1. ## integrable function

Suppose $f$ is Riemann integrabe on $[a,b]$. Let $\xi$ be any number in $[a,b]$, and let $r$ be any real number different from $f(\xi)$. Define a function $g$ as follows: $g(x) = \begin{cases} f(x) \ \ \ \ \text{if} \ x \neq \xi \\ r \ \ \ \ \ \ \ \ \ \text{if} \ x = \xi \end{cases}$. Prove that $g$ is Riemann integrable on $[a,b]$ and that $\int_{a}^{b} g = \int_{a}^{b} f$.

Proof. Let $\epsilon>0$. Choose $\delta < \frac{\epsilon}{2|r|}$. Let $P = \{x_{0}, x_{2}, \ldots, x_{n} \}$ be a partition of $[a,b]$ with $||P|| < \delta$. Choose $x_{1}^{*}, x_{2}^{*}, \ldots, x_{n}^{*}$ arbitrarily such that $x_{i-1} \leq x_{i}^{*} \leq x_i$. Then $\mathcal{R}(g,P) = \sum_{i=1}^{n} g(x_{i}^{*})(x_{i}-x_{i-1})$.

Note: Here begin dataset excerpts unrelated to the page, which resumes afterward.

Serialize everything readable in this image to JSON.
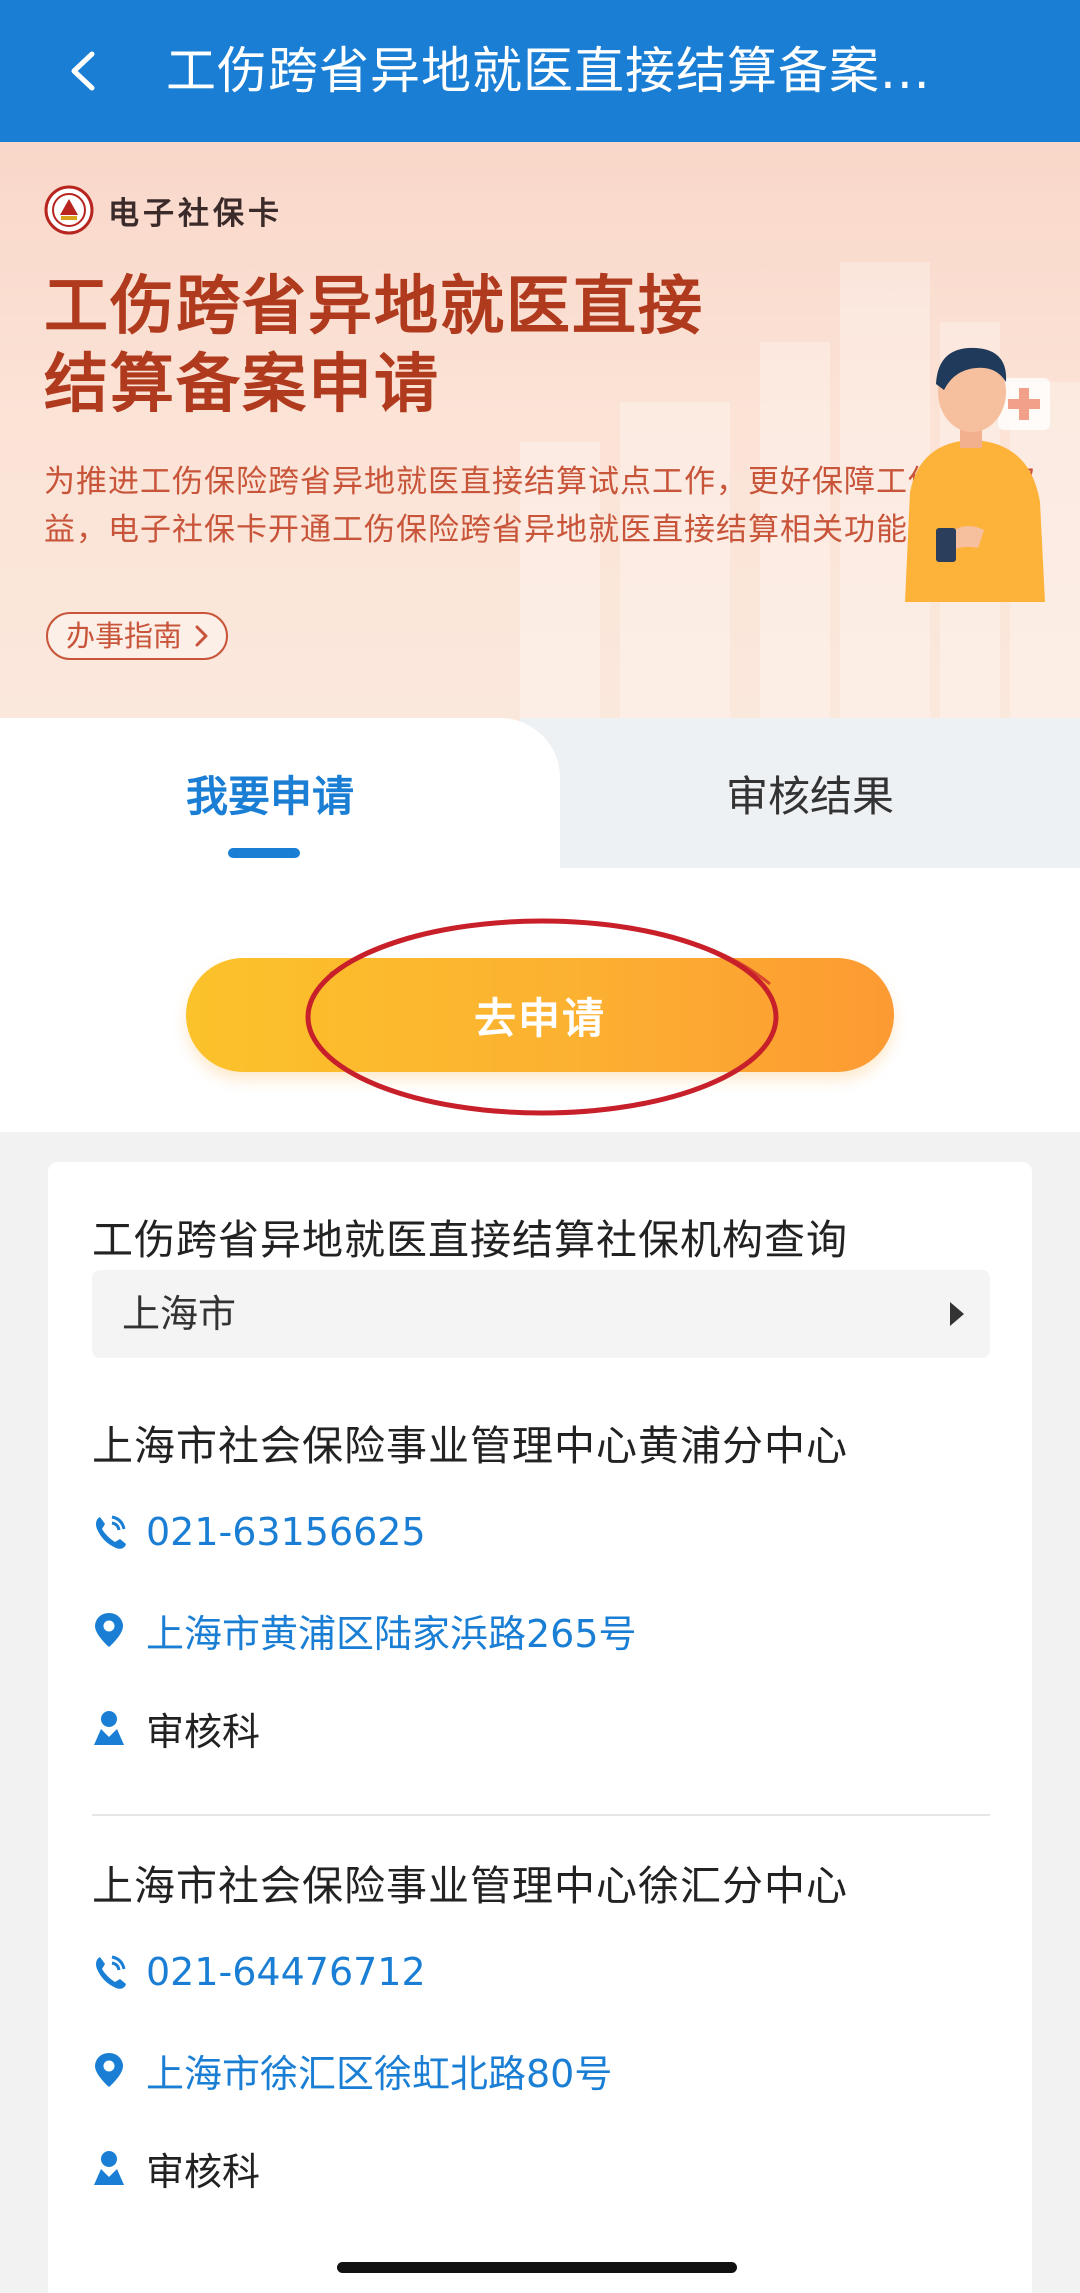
{
  "header": {
    "title": "工伤跨省异地就医直接结算备案..."
  },
  "banner": {
    "brand": "电子社保卡",
    "title_line1": "工伤跨省异地就医直接",
    "title_line2": "结算备案申请",
    "description": "为推进工伤保险跨省异地就医直接结算试点工作，更好保障工伤职工权益，电子社保卡开通工伤保险跨省异地就医直接结算相关功能。",
    "guide_label": "办事指南"
  },
  "tabs": [
    {
      "label": "我要申请",
      "active": true
    },
    {
      "label": "审核结果",
      "active": false
    }
  ],
  "apply": {
    "button_label": "去申请"
  },
  "query": {
    "title": "工伤跨省异地就医直接结算社保机构查询",
    "city": "上海市",
    "orgs": [
      {
        "name": "上海市社会保险事业管理中心黄浦分中心",
        "phone": "021-63156625",
        "address": "上海市黄浦区陆家浜路265号",
        "dept": "审核科"
      },
      {
        "name": "上海市社会保险事业管理中心徐汇分中心",
        "phone": "021-64476712",
        "address": "上海市徐汇区徐虹北路80号",
        "dept": "审核科"
      }
    ]
  },
  "colors": {
    "appbar": "#1a7fd4",
    "accent_blue": "#1a7fd4",
    "hero_title": "#b03a1e",
    "hero_text": "#c8553a",
    "button_orange": "#fcb131",
    "annotation_red": "#c8202a"
  },
  "icons": {
    "back": "chevron-left-icon",
    "phone": "phone-icon",
    "location": "location-pin-icon",
    "person": "person-icon",
    "guide_arrow": "chevron-right-icon",
    "select_arrow": "caret-right-icon"
  }
}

So $\mathcal{R}(g,P) = \begin{cases} f(x_{i}^{*})(x_{i}-x_{i-1}) \ \ \ \ \ \ \ \ \ \ \ \ \ \ \ \ \ \ \text{if} \ x_{i}^{*} \neq \xi \ \text{for any} \ i \\ r(x_{i}-x_{i-1}) \ \ \ \ \ \ \ \ \ \ \ \ \ \ \ \ \ \ \ \ \ \ \ \text{if} \ x_{i}^{*} = \xi \ \text{for exactly one} \ i \\ r(x_{i+1}-x_{i})+r(x_{i}-x_{i-1}) \ \ \ \ \ \text{if} \ \xi = x_{i+1}^{*} = x_{i}^{*} \ \ \ \ \ \text{for some} \ i \end{cases}$

So $|\mathcal{R}(g,P)| \leq |\mathcal{R}(f,P)|+2|r|||P||$. Thus $|\mathcal{R}(g,P)|-|\mathcal{R}(f,P)| \leq 2r||P||$. Then $||\mathcal{R}(g,P)|-|\mathcal{R}(f,P)|| \leq |\mathcal{R}(g,P)-\mathcal{R}(f,P)| \leq 2|r|||P|| < \epsilon$. Hence $g$ is Riemann integrable on $[a,b]$ and $\int_{a}^{b} g = \int_{a}^{b} f$. $\blacksquare$

Is this correct?

2. It seem correct in gereral. (I have not carefully read it).
But I notice you may want $\delta < \frac{\varepsilon }{{2\left| r \right| + 1}}$ to avoid divison by zero.

3. Let $f,g$ be integrable on $[a,b]$ then $f\pm g$ is integrable on $[a,b]$ and $\smallint_a^b (f\pm g) = \smallint_a^b f \pm \smallint_a^b g$.

If you know this fact then you can use it to prove your problem.

Lemma: Let $f$ be a zero function on $[a,b]$ except at finitely many points, then $f$ is integrable with $\smallint_a^b f = 0$.

Proof: Let the non-zero points be $z_1,...,z_k$ so that $f(z_j)\not = 0$ and let $M = \max_{ 1\leq j\leq k} |f(z_j)|$. For $\delta >0$ and a partition $P=\{x_0,x_1,...,x_n\}$ form the Riemann sum $R=\sum_{j=1}^n f(t_j) \Delta_j$ where $||P|| < \delta$. Notice that $| R| \leq \sum_{j=1}^n |f(t_j)| \Delta_j \leq M\cdot k \delta$. This can be made arbitrary small if $\delta$ is small enough. Thus, $\smallint_a^b f = 0$.

To prove you problem, consider $f-g$ and use the lemma above.